Neste entretempo, uma senhora de noventa e tantos anos aguardava, há dezenas de dias, por decisão judicial que lhe permitisse prolongar a já longeva existência. O MP/RS, em regular procedimento, identificara e recomendara cuidados essenciais. A velha – e o tempo lhe consumiu os entes queridos –, (sobre)vive na epidemia contemporânea da solidão. Acorreu-lhe um sobrinho, filho da irmã mais nova, 86 anos vividos, para que a mais velha não soçobrasse na escuridão e no ocaso. Com ela havia estado duas ou três vezes na vida, não mais, e foi ao juiz para pedir cuidados e assistência.
No morro, 350 crianças padecem pela não-ação de um órgão público que não fez o que deveria no tempo certo. Desde sempre, há 50 anos, a ação social da entidade que as abriga é reconhecida e respeitada por todos. Pela incúria da autoridade pública, a "conta" será paga pelas crianças. A falta da tal certidão – CND – impede o recebimento dos recursos que alimentam, educam e acolhem os rebentos. Pediu-se juiz ao caso.
O direito virou barbárie e crianças, velhos e leitões continuam desiguais. A equidade, o senso de equilíbrio e de utilidade na aplicação da lei perderam-se num (in)compreensível mundo de convicções e solipsismos judiciários.

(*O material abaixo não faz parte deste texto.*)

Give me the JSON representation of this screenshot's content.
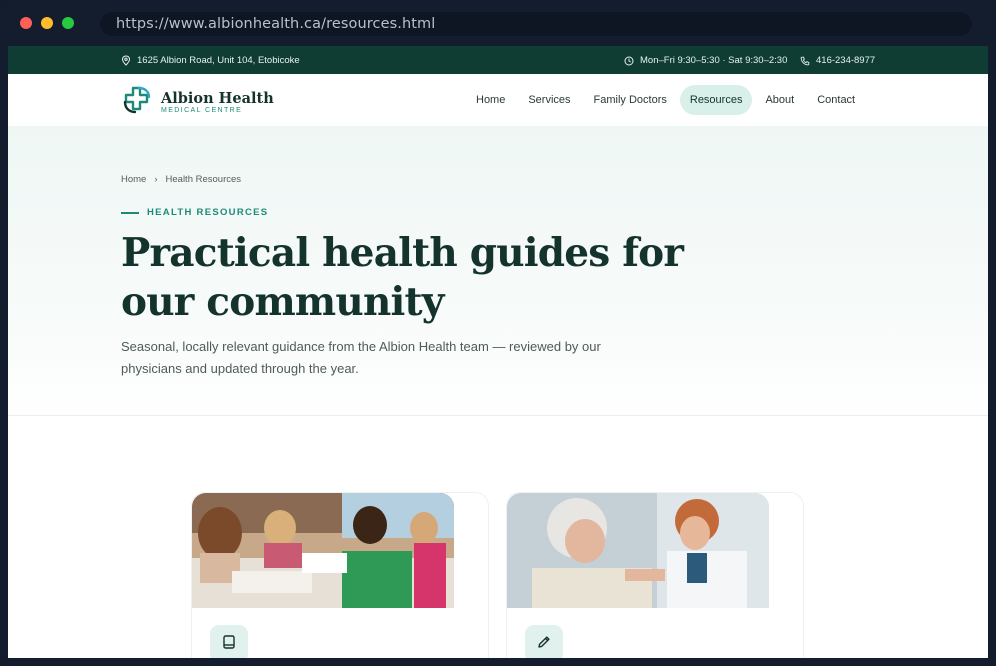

Firulas e "argumentos de autoridade", exóticos aos estudiosos, tem vindo ornamentados por ensimesmamentos e descompromisso; nos restou a libertação dos leitões e das tripas fazer coração para salvar os humanos das iniquidades e do sistema, a cada dia mais autocentrado.
Pobre leitão liberto! "Salvo" pelo justo, fostes mandado para o presunto que empanturrará as mesas dos justos e dos solitários convictos. E não me diga que me disseram, tirando o finado leitão, destas contendas, participei e perdi: com a velha, com as crianças e com o leitão, creia, restar-nos-á adornar mesas para os que ainda podem comer, sobreviver e esvaziar a "Justiça".